Several years ago my best friend sat on the jury for a hate crime case. The prosecution and defence agreed that the accused had refused to pay a taxi driver, who he called a “Paki bastard” before he broke the taxi driver’s arm. The defence argued that the incident was an assault, not a hate crime.
The judge directed the British jury to find the accused guilty “if they believed he had used the words ‘Paki bastard’ before the assault.”
The jury found him not guilty of hate crime, because as one of the other white men on the jury said “I call people Pakis all the time, that’s not racist.” My friend and the sole person of colour on the jury were unable to stop the majority verdict.
Now, the recent killing of African American teenager Trayvon Martin.
It’s not disputed that George Zimmerman got out of his car, with a gun, to follow Trayvon Martin, who was walking home while Black. It’s not disputed that George Zimmerman shot and killed Trayvon Martin.
Similarly, when Māori teenager Pihema Cameron was killed in Auckland in 2008, it was not disputed that Bruce Emery had chased Pihema down the street to stab him.
Yet both George Zimmerman (not guilty) and Bruce Emery (reduced sentence of manslaughter due to family standing) avoided being found guilty of murder.
The men who killed Pihema Cameron and Trayvon Martin said they were afraid.
The white imagination is coached to see people of colour as dangerous. We learn early and often. When I was nine my school principal called me into his office after I’d been fighting an older girl who was bullying my sister. The principal told me to stop hanging around my friends, as they were leading me astray. I thought this was strange, since neither of them were involved in the fight. I laughed about it with my friends, both of whom were Māori, afterwards. Somehow, looking back, I doubt they were finding it quite as amusing as I was. White privilege is funny that way.
I felt sick when I heard George Zimmerman would walk free, and the deja vu with Pihema Cameron was unavoidable.

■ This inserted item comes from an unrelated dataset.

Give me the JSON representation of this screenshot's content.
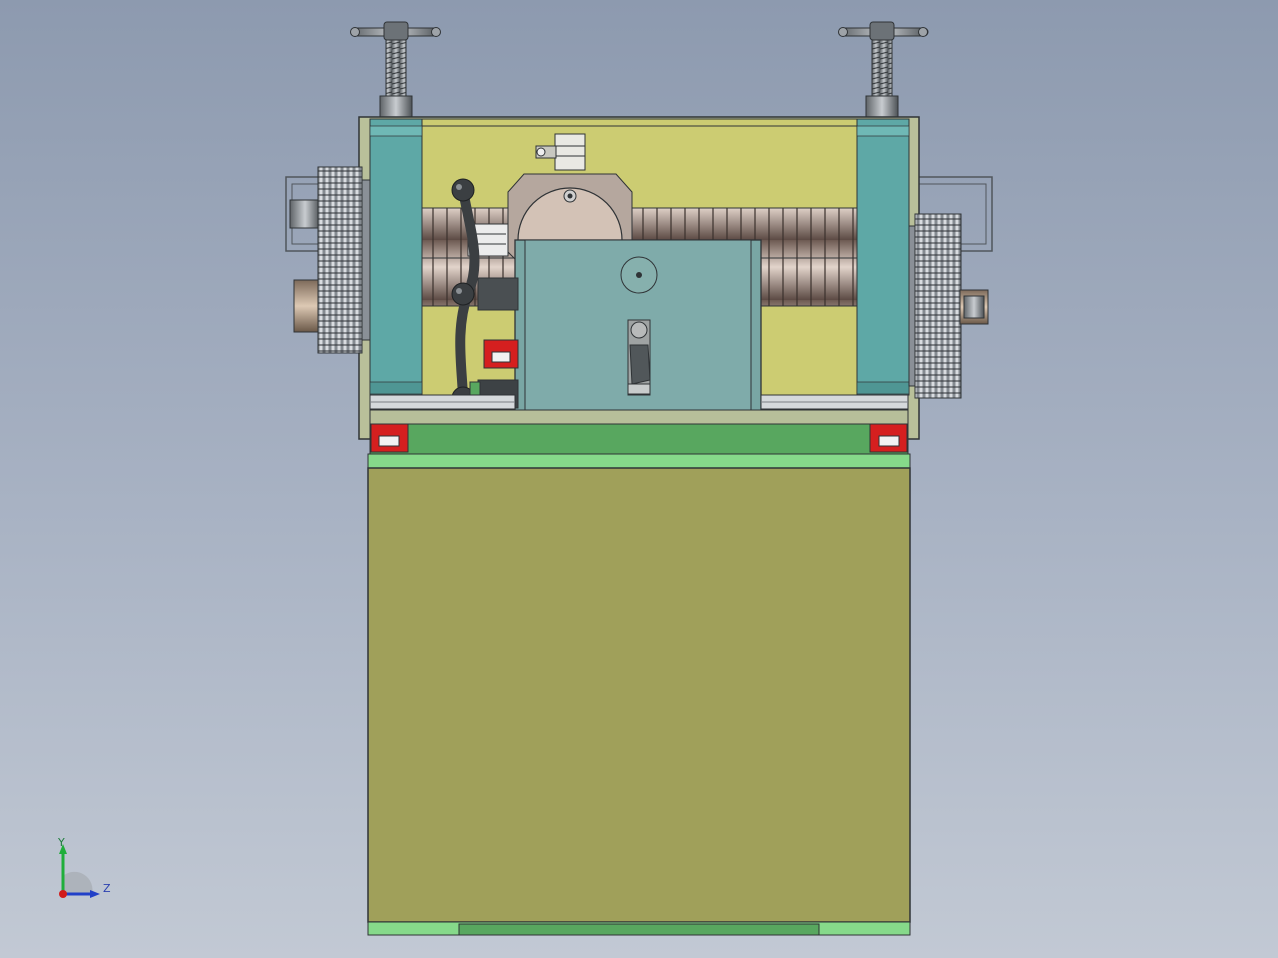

But the problem isn’t just Trayvon Martin and Pihema Cameron’s killers, if it was this would be easier.
The problem is when George Zimmerman and Bruce Emery say they were afraid while they chased after unarmed young men of colour with guns and knives, lots and lots of white people can imagine how that felt, because they feel it too.

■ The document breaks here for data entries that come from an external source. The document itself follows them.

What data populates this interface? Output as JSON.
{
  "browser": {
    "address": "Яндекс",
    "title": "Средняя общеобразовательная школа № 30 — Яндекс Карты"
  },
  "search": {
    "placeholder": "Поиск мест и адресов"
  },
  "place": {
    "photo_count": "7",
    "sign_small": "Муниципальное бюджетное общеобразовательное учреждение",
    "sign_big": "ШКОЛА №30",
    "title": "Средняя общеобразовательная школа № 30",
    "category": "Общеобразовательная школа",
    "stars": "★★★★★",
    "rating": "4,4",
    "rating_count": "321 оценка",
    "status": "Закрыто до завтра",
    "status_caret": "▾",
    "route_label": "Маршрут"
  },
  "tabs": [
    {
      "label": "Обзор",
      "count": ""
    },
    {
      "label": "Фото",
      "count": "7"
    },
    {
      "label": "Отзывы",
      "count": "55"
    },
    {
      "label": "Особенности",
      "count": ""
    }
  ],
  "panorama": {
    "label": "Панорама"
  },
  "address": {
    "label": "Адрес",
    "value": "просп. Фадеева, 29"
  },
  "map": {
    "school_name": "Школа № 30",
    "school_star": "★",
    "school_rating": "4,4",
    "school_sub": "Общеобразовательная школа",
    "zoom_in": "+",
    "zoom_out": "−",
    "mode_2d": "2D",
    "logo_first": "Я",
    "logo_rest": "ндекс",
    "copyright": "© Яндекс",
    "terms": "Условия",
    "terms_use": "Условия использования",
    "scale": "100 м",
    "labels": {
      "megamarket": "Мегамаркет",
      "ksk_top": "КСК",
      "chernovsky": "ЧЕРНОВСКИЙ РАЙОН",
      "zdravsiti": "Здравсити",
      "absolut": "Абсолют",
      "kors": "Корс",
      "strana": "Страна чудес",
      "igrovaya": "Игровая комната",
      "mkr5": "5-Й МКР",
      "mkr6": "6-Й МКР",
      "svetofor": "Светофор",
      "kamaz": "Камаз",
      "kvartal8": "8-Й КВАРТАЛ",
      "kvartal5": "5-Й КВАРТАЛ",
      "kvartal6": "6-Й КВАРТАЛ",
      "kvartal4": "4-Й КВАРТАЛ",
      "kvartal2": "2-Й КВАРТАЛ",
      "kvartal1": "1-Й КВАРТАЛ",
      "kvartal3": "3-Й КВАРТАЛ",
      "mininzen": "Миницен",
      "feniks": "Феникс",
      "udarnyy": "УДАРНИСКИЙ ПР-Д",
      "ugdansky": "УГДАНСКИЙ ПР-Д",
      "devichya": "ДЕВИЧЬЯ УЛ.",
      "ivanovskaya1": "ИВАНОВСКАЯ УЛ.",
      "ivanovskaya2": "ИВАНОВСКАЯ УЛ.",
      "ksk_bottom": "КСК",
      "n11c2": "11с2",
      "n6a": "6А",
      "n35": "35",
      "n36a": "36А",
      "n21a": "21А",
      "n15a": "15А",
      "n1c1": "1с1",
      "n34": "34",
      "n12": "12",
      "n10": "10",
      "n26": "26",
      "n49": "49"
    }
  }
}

If George Zimmerman and Bruce Emery were afraid, imagine how Trayvon Martin and Pihema Cameron felt, chased down and killed in cold blood. Imagine how it feels to know that other young men who look like you have been killed – just for walking and looking like you. Imagine how it feels to be told by the criminal justice system that those killings don’t count as real crimes, because you don’t count as a real victim.
That’s what we need to change. The dominance of white narratives, telling stories – both historical and current – from one perspective. The white imagination, and the excuses “othering” gives us, for all manner of racist inequalities. The reluctance of white people to call out racism when it’s there, because it might implicate too many of us.
Rest in peace Trayvon Martin. I don’t know what more to say but that your death fills me with pain and despair and horror. You should still be here, walking home in your hoodie, instead of being the latest casualty of racism’s license to kill.
*I’m aware George Zimmerman is not white. This post is more about the dominance of white narratives and the impacts that has on all of us.
I think the fact that George Zimmerman is not white is significant. I want to learn more about the relationships between black American and Hispanic people. How do these two groups interact? What is their history? Where is the probe into masculinity and guns and the history of both? Some important learnings are being overlooked.